Markel Lozano

Personal information
- Full name: Markel Lozano Llona
- Date of birth: 3 May 1996 (age 30)
- Place of birth: Bilbao, Spain
- Height: 1.89 m (6 ft 2 in)
- Position: Midfielder

Team information
- Current team: Mirandés

Youth career
- Lauro Ikastola
- 2013–2015: Indartsu

Senior career*
- Years: Team / Apps / (Gls)
- 2015–2018: Basconia / 31 / (0)
- 2016–2017: → Zamudio (loan) / 24 / (0)
- 2017–2018: → Arenas Getxo (loan) / 20 / (0)
- 2018–2019: Arenas Getxo / 14 / (0)
- 2019–2020: Amorebieta / 37 / (0)
- 2020–2021: Celta B / 27 / (1)
- 2021–2022: Amorebieta / 34 / (0)
- 2022–2023: Logroñés / 37 / (0)
- 2023–2025: Ponferradina / 69 / (2)
- 2025–2026: Zamora / 35 / (2)
- 2026–: Mirandés / 0 / (0)

= Markel Lozano =

Spanish footballer

Markel Lozano Llona (born 3 May 1996) is a Spanish footballer who plays as a midfielder for Primera Federación club CD Mirandés.

==Club career==
Born in Bilbao, Biscay, Basque Country, Lozano played for Lauro Ikastola CF and Indartsu Club as a youth. On 21 May 2015, he agreed to a contract with Athletic Bilbao, and was assigned to the farm team in Tercera División.

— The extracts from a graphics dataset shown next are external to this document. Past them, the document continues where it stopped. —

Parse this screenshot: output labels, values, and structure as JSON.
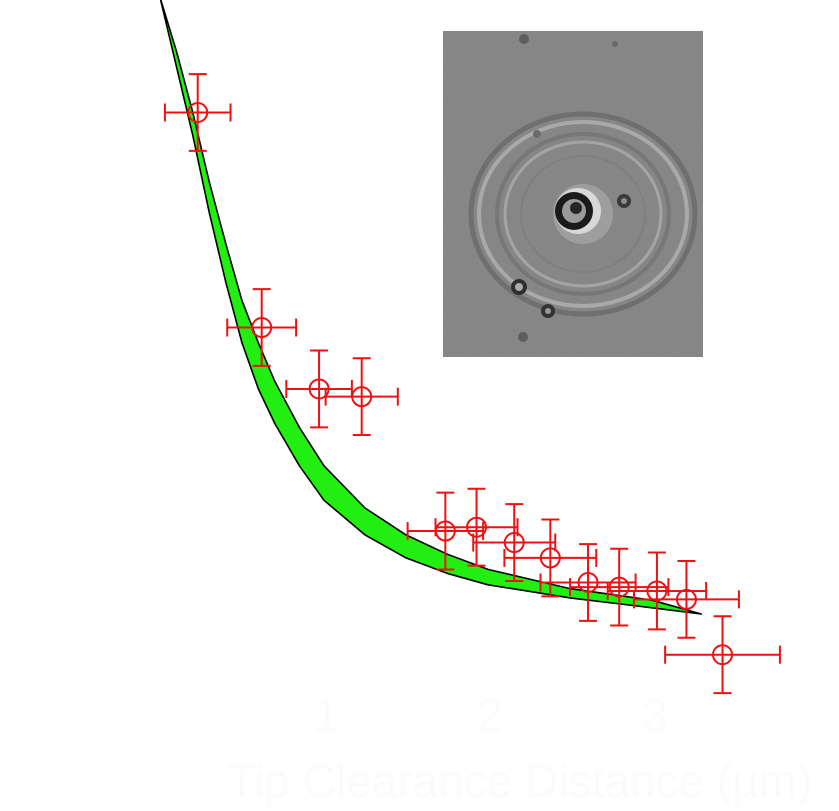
{
  "chart_data": {
    "type": "scatter",
    "title": "",
    "xlabel": "Tip Clearance Distance (µm)",
    "ylabel": "",
    "xlim": [
      0.0,
      3.7
    ],
    "ylim": [
      0.0,
      1.0
    ],
    "xticks": [
      1,
      2,
      3
    ],
    "xtick_labels": [
      "1",
      "2",
      "3"
    ],
    "grid": false,
    "legend": "none",
    "series": [
      {
        "name": "measurements",
        "marker": "open-circle",
        "color": "#ee1111",
        "points": [
          {
            "x": 0.23,
            "y": 0.89,
            "xerr": 0.2,
            "yerr": 0.05
          },
          {
            "x": 0.62,
            "y": 0.61,
            "xerr": 0.21,
            "yerr": 0.05
          },
          {
            "x": 0.97,
            "y": 0.53,
            "xerr": 0.2,
            "yerr": 0.05
          },
          {
            "x": 1.23,
            "y": 0.52,
            "xerr": 0.22,
            "yerr": 0.05
          },
          {
            "x": 1.74,
            "y": 0.345,
            "xerr": 0.23,
            "yerr": 0.05
          },
          {
            "x": 1.93,
            "y": 0.35,
            "xerr": 0.25,
            "yerr": 0.05
          },
          {
            "x": 2.16,
            "y": 0.33,
            "xerr": 0.25,
            "yerr": 0.05
          },
          {
            "x": 2.38,
            "y": 0.31,
            "xerr": 0.28,
            "yerr": 0.05
          },
          {
            "x": 2.61,
            "y": 0.278,
            "xerr": 0.29,
            "yerr": 0.05
          },
          {
            "x": 2.8,
            "y": 0.272,
            "xerr": 0.3,
            "yerr": 0.05
          },
          {
            "x": 3.03,
            "y": 0.267,
            "xerr": 0.3,
            "yerr": 0.05
          },
          {
            "x": 3.21,
            "y": 0.256,
            "xerr": 0.32,
            "yerr": 0.05
          },
          {
            "x": 3.43,
            "y": 0.184,
            "xerr": 0.35,
            "yerr": 0.05
          }
        ]
      }
    ],
    "model_band": {
      "name": "model",
      "color": "#22ee11",
      "upper": [
        {
          "x": 0.0,
          "y": 1.04
        },
        {
          "x": 0.1,
          "y": 0.97
        },
        {
          "x": 0.2,
          "y": 0.89
        },
        {
          "x": 0.3,
          "y": 0.8
        },
        {
          "x": 0.4,
          "y": 0.72
        },
        {
          "x": 0.5,
          "y": 0.645
        },
        {
          "x": 0.6,
          "y": 0.59
        },
        {
          "x": 0.7,
          "y": 0.54
        },
        {
          "x": 0.85,
          "y": 0.48
        },
        {
          "x": 1.0,
          "y": 0.43
        },
        {
          "x": 1.25,
          "y": 0.375
        },
        {
          "x": 1.5,
          "y": 0.34
        },
        {
          "x": 1.75,
          "y": 0.315
        },
        {
          "x": 2.0,
          "y": 0.295
        },
        {
          "x": 2.5,
          "y": 0.27
        },
        {
          "x": 3.0,
          "y": 0.255
        },
        {
          "x": 3.3,
          "y": 0.237
        }
      ],
      "lower": [
        {
          "x": 0.0,
          "y": 1.04
        },
        {
          "x": 0.1,
          "y": 0.95
        },
        {
          "x": 0.2,
          "y": 0.86
        },
        {
          "x": 0.3,
          "y": 0.76
        },
        {
          "x": 0.4,
          "y": 0.67
        },
        {
          "x": 0.5,
          "y": 0.59
        },
        {
          "x": 0.6,
          "y": 0.53
        },
        {
          "x": 0.7,
          "y": 0.485
        },
        {
          "x": 0.85,
          "y": 0.43
        },
        {
          "x": 1.0,
          "y": 0.385
        },
        {
          "x": 1.25,
          "y": 0.34
        },
        {
          "x": 1.5,
          "y": 0.31
        },
        {
          "x": 1.75,
          "y": 0.29
        },
        {
          "x": 2.0,
          "y": 0.275
        },
        {
          "x": 2.5,
          "y": 0.258
        },
        {
          "x": 3.0,
          "y": 0.245
        },
        {
          "x": 3.3,
          "y": 0.237
        }
      ]
    },
    "inset": {
      "kind": "microscope-photo",
      "description_color": "#8a8a8a"
    }
  }
}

On 31 August 2016, Lozano was loaned to Segunda División B side Zamudio SD for the season. On 28 July of the following year, he moved to fellow league team Arenas Club de Getxo also in a temporary deal.

On 26 June 2018, Loazno signed permanently for Arenas as his contract with Athletic was due to expire. The following 21 January, despite being an undisputed starter, he moved to SD Amorebieta also in the third division.

On 30 January 2020, Lozano joined RC Celta de Vigo and was assigned to the reserves, still in division three. In July 2021, he returned to Amorebieta, with the club now in Segunda División.

Lozano made his professional debut on 23 August 2021, starting in a 0–2 away loss against CD Mirandés.